Source: WCLC 2025 Official Website
QLC5508 is a novel B7-H3 ADC. In May this year, Qilu Pharmaceutical Co., Ltd.RMB 1.345 billionThe price was introduced by Minghui Pharmaceuticals for the Greater China rights to the product. Preliminary data from the Phase I study indicate that QLC5508 has demonstrated favorable anti-tumor activity and tolerability in patients with solid tumors, including ES-SCLC. This time, Qilu Pharmaceutical reported the latest results on survival and safety in ES-SCLC patients.
This multicenter Phase I study includesDose Escalation Phase and Dose Expansion PhaseDuring the dose escalation phase, QLC5508 was administered via intravenous infusion at doses ranging from 0.8 mg/kg to 4.0 mg/kg.Every two weeks(Q2W)Or every three weeks(Q3W). The dose expansion phase enrolled ES-SCLC patients who failed platinum-based chemotherapy ± PD-1/PD-L1 treatment, with no more than three prior lines of therapy or intolerance to standard treatment. Dose levels of 1.6 mg/kg Q2W, 2.0 mg/kg Q2W, and 2.4 mg/kg Q3W were selected for the dose expansion phase. The primary endpoints were safety and tolerability.
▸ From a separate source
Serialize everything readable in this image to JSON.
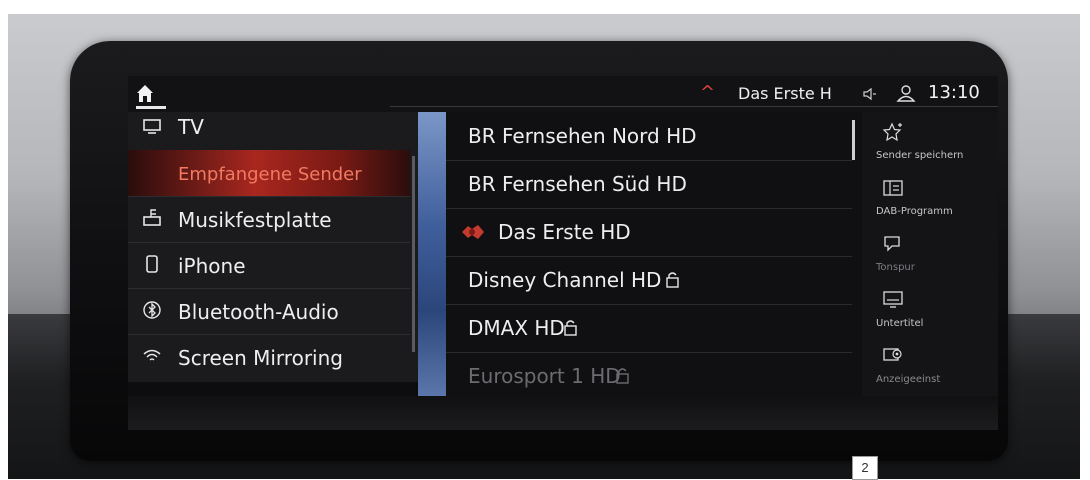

As of June 13, 2025,A total of 106 patients were enrolled.`, with dose levels of`1.6 mg/kg Q2W(n=30)、2.0 mg/kg Q2W(n=46)And 2.4 mg/kg Q3W(n=30). Most patients(90.6%)Stage IV. The numbers of patients who had received second-line, third-line, and beyond third-line treatments were 28 cases, respectively.(26.4%), 15 cases(14.2%)And 7 cases(6.6%). More than half of the patients(58.5%)Received immunotherapy. 11 cases(10.4%)The patient had previously received irinotecan treatment.
The results showed that there were 15 cases in the 1.6 mg/kg Q2W, 2.0 mg/kg Q2W, and 2.4 mg/kg Q3W groups, respectively.(50.0%), 16 cases(34.8%)And 13 cases(43.3%)The patient experienced ≥ Grade 3 treatment-related adverse events. (TRAE). The most common ≥3 TRAEs wereDecreased neutrophil count(17.0%)AndDecreased White Blood Cell Count(10.4%). Two cases(4.3%)Patients discontinued treatment due to interstitial lung disease, all from the 2.0 mg/kg Q2W group. One patient (3.3%) in the 1.6 mg/kg group died due to treatment-related cachexia.
In terms of efficacy, the 1.6 mg/kg Q2W, 2.0 mg/kg Q2W, and 2.4 mg/kg Q3W groupsThe median progression-free survival was 5.55 months, 5.95 months, and 5.52 months, respectively.The total survival periods for the three cohorts were 11.50 months, 11.73 months, and 11.50 months, respectively.
In summary, QLC5508 has demonstratedLonger survival period and controllable, tolerable safetyQLC5508 2.0 mg/kg Q2W dosing regimen is currently undergoing a Phase III clinical trial.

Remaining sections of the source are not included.